После того, как меня перестали посещать волшебные видения, я обнаружил, что мы очутились в апокалиптического вида городе, где из достопримечательностей была только мечеть да дворец султана, откуда он делал попытки управлять своими необузданными подданными, которые, в свою очередь, пытались пасти скот в этих ужасных условиях недостатка влаги, и не погибнуть в кровавых стычках у источников. Любимым развлечением в свободное от выпаса скота время у этих гордых и отважных людей считалось устроение засад на членов соседних кланов близ местных аналогов водоёмов. Их арсеналы состояли из итальянских ружей времён первой мировой войны, но чаще всего они раскалывали головы соперников камнями. Я и тут не сумел обойтись без пояснений отца:
- Пойми, если ты не убивал – ты никто. За тебя не выдадут ни одну женщину. Здесь так принято, - спокойно добавил отец, проходя мимо кладбища.
У могил была очень примечательная особенность. Погибшим в боях мужчинам устанавливали постамент из камней, по количеству убитых ими людей. На одной я насчитал целых 28, – это был великий воин. Умерших женщин просто закапывали, и не на кладбище, а в обычных ямах.

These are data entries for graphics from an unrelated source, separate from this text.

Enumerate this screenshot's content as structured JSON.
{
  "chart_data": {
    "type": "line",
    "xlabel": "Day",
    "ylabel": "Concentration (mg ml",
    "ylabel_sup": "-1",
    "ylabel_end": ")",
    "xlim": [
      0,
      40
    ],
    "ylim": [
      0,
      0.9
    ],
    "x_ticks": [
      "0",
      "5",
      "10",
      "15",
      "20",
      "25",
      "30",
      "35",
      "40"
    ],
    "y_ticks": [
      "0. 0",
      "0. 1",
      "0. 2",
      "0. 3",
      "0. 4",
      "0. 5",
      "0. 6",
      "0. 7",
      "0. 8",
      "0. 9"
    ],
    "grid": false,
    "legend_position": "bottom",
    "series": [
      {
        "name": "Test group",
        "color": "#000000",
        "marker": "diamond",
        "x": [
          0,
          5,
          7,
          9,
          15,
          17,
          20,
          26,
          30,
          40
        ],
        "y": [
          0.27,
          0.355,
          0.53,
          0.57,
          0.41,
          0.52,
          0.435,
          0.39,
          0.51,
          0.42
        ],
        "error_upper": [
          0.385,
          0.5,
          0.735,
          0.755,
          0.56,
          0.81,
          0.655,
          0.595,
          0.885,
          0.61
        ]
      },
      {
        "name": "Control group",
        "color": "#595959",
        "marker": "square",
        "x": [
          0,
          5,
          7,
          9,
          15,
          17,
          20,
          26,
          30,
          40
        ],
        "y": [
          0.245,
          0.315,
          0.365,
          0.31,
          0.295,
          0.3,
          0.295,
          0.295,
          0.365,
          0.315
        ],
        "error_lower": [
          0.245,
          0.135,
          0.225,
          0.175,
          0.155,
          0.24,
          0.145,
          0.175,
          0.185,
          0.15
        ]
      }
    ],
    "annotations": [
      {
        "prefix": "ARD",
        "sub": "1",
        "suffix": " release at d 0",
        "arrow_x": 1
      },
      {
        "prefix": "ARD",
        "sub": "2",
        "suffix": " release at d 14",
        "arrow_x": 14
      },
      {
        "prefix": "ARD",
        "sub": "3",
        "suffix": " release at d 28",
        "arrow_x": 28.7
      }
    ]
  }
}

Увидев, что я уже достаточно восстановился после всех потрясений, отец взвалил мне на плечи мешок, и в сопровождении ещё четырёх караванщиков мы пошли к какому-то важному человеку продавать соль. Когда мы подошли, из лачуги вышел мужчина с ружьём, обёрнутый в потёртую парусину. Он долго торговался, а потом что-то прокричал, и из лачуги выбежали трое мальчишек и стали уносить мешки. Как сказал отец, это был очень уважаемый и богатый человек. Он владел собственным источником воды.
Провернув выгодную сделку, отец и караванщики на ходу возбуждённо обсуждали какие-то важные детали, насчёт корма для верблюдов, а я плёлся за ними и размышлял об истинных причинах своего присутствия здесь. Весь вечер, за трапезой в караван-сарае и после неё, в замутнённых зеркалах моей души читалась полная непрояснённость моего положения, и я бессилен был рассказать о ней отцу. Но мой отец узрел всё, и всё прочитал. Он подошёл ко мне и стал читать по моим глазам и угадал в них лишь несформулированные вопросы. Отец взял меня за руку и сказал, что мы пойдём на западную оконечность Сахары к побережью Атлантики, и увидим там чудеса. Да, мы отправимся туда и увидим их, он что-то слышал в одной деревеньке у Красного моря…
- В пустыне мы обретём мудрость, сын.
Я хотел возразить, что, по-моему, многое уже понял, но властным жестом он остановил меня:
- Мы найдём ответы на все вопросы. Ты сомневаешься?
- Ну, если так, - сказал я, - то стоит попробовать.
- Вот и хорошо. Главное, не впутывайся в религиозные диспуты и не смотри в сторону женщин, даже если они будут троекратно закутаны с головы до ног. И никаких теорий о справедливом устройстве общества!
  Я с лёгкостью принял его условия. У меня не было иного выхода, так как я мечтал поскорее убраться отсюда любым способом.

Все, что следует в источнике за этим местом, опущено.